We may reverse a conviction because of the failure of a court to give a particular requested charge only if the charge (1) was substantively correct; (2) was not substantially covered in the charge actually delivered to the jury; and (3) concerned "an important point" in the trial so that failure to give it impaired the defendant's ability to present a defense. United States v. Gibson, 726 F.2d 869, 874 (1st Cir.), cert. denied, 466 U.S. 960 (1984). In the instant case, the requested charge complies with none of these requirements.

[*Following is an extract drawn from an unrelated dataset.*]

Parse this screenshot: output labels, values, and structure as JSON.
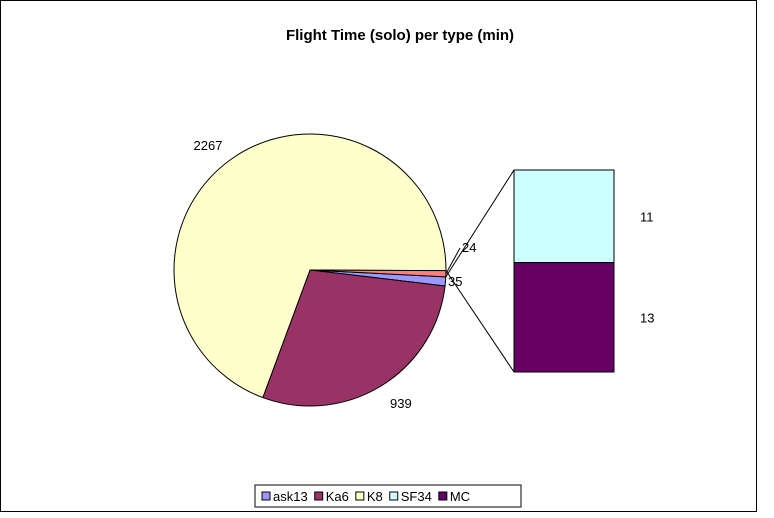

First, the requested charge was not "substantively correct", because it did not actually relate to appellant's defense and thus would have confused the jury. While the requested charge related to the issues of the distinction between actual and constructive possession and the propriety of inferring state of mind from circumstantial evidence, appellant's defense turned on his assertion that he never intended to possess the cocaine. Second, the court "substantially covered" the requested charge when it instructed the jury to consider the statements and acts of appellant or any other circumstance in determining his state of mind, and to make sure that they were convinced beyond a reasonable doubt that appellant acted willfully and knowingly. Finally, as indicated above, the proposed charge did not truly relate to appellant's "surprise" defense. Failure to give the charge did not impair appellant's ability to present his defense.


We hold that the court's jury instructions were proper.


To summarize:


We affirm the judgment of conviction for possession of cocaine with intent to distribute. We hold that appellant's Sixth Amendment right to counsel, which had attached only with regard to an entirely separate state offense, did not protect him from the investigation by federal agents of a later unrelated crime. We also hold that the actions of the federal agents do not warrant the exercise of our supervisory powers. We further hold that the court did not commit reversible error in permitting the prosecutor to question appellant on the credibility of other witnesses. Finally, we hold that the court's jury instructions were proper.